Many people with lower limb lymphoedema have found it useful to moderate the amount of these long chain fatty acids in their diet to reduce the load on their central lymphatics and notice and improvement in lymph drainage from their legs.
This can be achieved with some simple substitutions. Using coconut oil for cooking - its a medium chain fatty acid and doesn't denature at high heat, and use olive oil sparingly (its long chain) and uncooked (denatures at high heat) in dressings etc.
Notice that long/short - which are about molecule size - are not synonymous with saturated/unsaturated - which describe the shape of the molecules. It's only the very big molecules that must be handled by the lymphatics. Using ghee instead of raw butter is another useful change from long chain fats to short-chain versions (I don’t have any objection to dairy products if the cows are having a good life).
Adopting a mostly plant-based diet and choosing what kinds of fats I eat has helped me to achieve a more normal and stable weight, and addresses both my lymphatic issues and environmental concerns.

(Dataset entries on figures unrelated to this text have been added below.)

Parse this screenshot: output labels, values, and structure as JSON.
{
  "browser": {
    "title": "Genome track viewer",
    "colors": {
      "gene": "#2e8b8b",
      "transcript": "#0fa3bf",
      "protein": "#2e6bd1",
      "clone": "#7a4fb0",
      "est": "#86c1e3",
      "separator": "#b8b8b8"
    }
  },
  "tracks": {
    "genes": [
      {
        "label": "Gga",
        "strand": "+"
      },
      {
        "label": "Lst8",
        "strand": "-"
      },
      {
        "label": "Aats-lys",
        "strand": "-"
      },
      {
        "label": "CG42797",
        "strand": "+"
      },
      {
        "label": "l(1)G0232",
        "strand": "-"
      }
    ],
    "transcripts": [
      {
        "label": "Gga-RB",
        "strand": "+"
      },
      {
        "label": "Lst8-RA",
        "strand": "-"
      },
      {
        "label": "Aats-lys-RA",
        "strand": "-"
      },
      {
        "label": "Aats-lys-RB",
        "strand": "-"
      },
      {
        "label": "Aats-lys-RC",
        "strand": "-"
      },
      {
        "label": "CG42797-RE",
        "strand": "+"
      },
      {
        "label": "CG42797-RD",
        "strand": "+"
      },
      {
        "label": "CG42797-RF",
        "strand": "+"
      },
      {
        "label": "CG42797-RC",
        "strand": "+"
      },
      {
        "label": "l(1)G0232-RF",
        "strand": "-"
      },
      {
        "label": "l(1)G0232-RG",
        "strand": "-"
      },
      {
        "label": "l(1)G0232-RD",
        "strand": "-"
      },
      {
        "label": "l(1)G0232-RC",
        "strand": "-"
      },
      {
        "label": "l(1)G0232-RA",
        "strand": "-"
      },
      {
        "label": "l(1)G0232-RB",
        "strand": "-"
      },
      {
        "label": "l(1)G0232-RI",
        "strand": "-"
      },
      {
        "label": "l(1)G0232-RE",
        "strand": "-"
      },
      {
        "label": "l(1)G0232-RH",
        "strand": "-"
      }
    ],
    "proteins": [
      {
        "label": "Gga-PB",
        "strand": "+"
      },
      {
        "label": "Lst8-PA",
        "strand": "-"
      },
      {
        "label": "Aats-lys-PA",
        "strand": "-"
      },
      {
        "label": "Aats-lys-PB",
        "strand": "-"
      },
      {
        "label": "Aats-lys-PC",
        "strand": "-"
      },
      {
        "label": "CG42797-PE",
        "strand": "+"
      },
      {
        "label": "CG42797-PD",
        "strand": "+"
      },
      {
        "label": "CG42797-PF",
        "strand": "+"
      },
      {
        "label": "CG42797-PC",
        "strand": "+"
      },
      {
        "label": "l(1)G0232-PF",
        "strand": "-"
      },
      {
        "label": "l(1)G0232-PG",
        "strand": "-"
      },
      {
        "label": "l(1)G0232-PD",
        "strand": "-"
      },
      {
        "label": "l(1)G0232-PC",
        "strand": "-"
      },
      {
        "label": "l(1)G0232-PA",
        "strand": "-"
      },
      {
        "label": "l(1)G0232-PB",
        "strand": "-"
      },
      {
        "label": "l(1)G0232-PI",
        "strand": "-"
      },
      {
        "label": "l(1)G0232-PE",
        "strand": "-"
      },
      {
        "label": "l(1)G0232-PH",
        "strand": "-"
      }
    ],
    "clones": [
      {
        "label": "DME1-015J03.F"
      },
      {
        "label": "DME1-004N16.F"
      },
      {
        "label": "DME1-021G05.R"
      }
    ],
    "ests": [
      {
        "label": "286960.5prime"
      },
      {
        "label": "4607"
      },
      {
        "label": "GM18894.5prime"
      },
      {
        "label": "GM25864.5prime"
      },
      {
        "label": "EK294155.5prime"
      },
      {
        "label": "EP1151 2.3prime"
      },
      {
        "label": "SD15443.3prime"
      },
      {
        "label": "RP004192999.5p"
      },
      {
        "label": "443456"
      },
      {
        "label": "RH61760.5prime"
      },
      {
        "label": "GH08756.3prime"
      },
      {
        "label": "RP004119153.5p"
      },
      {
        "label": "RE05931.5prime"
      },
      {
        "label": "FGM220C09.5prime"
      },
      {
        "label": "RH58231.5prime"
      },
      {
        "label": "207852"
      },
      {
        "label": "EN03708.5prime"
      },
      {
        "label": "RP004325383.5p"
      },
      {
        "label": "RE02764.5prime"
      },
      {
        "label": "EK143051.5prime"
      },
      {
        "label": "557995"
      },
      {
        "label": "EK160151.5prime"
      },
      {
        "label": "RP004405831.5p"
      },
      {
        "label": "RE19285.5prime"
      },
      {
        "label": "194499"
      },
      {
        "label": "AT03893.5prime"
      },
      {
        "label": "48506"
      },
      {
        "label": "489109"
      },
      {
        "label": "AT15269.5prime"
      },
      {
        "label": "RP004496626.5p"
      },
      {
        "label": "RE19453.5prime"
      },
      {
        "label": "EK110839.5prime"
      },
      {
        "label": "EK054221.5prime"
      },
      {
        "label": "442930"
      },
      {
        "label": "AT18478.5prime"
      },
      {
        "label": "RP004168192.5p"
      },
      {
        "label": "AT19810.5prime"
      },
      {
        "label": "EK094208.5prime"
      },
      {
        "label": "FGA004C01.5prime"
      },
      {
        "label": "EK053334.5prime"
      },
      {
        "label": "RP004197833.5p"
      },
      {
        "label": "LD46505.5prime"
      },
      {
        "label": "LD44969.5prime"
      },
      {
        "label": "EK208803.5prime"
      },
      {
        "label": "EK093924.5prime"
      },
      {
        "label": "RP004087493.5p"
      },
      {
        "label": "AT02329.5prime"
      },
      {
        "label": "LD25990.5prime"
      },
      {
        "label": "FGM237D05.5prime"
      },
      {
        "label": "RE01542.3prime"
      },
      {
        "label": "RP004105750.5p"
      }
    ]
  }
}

Generally speaking, plant-based foods are less inflammatory than flesh foods and generally higher in fibre. We already know that systemic inflammation has a generally negative effect on lymphoedema symptoms, and recent discoveries between systemic inflammation and obesity help to explain why some pole struggle more with weight issues after they develop lymphoedema. I'm hoping that someone will investigate the importance of the gut microbiome and lymphatic function.
So why am I a bit anti 'keto'? Its not the principle actually, its the the use of a label and all the hype around it which bothers me. There is some evidence that the principle may be of benefit for people with lipoedema (1) but I still have concerns about how long-term ketosis affects other body systems as there are also known adverse effects (2, 3). And by all accounts a strict keto-diet is not sustainable, with most people relapsing after 12 months or so (2, 3). Other health professionals like Dr Michael Mosley assert that keto should only be used for 8 weeks and then progress to a balanced diet for lifestyle*.
'Keto' also suffers from the issues I have with all fad diets, where lymphoedema-specific factors are not considered in the research studies. But mostly, while high protein, high fat diets may be good for inducing ketosis to lose weight, if it involves a lot of meat based meals then my radar goes off on all 3 levels. Meat is more inflammatory than plant-based proteins, are generally long-chain fatty acids, meat-based diets are destroying the planet.
All fad diets push my buttons on many levels, including by promoting the idea that we have to restricting ourselves, or eat within a narrow paradigm to achieve our goal. No wonder they are not sustainable in the long term.
I believe that by 1) seeking dietary information from reliable and relevant sources*, 2) Listening to our bodies and noticing how different foods affect our symptoms, and by considering how the food we eat was produced, we can improve our weight and our lymphoedema, and live sustainably on the planet.
We still need more research on the prolonged effects of ketosis in people affected by lymphoedema and with other comorbidities. The risks may be worth the benefits but we haven't had enough long term observations to know this yet. We equally need research on other sustainable dietary programmes in lymphoedema, and in particular on the effects of diet on the gut microbiome and how this affects lymphatic function.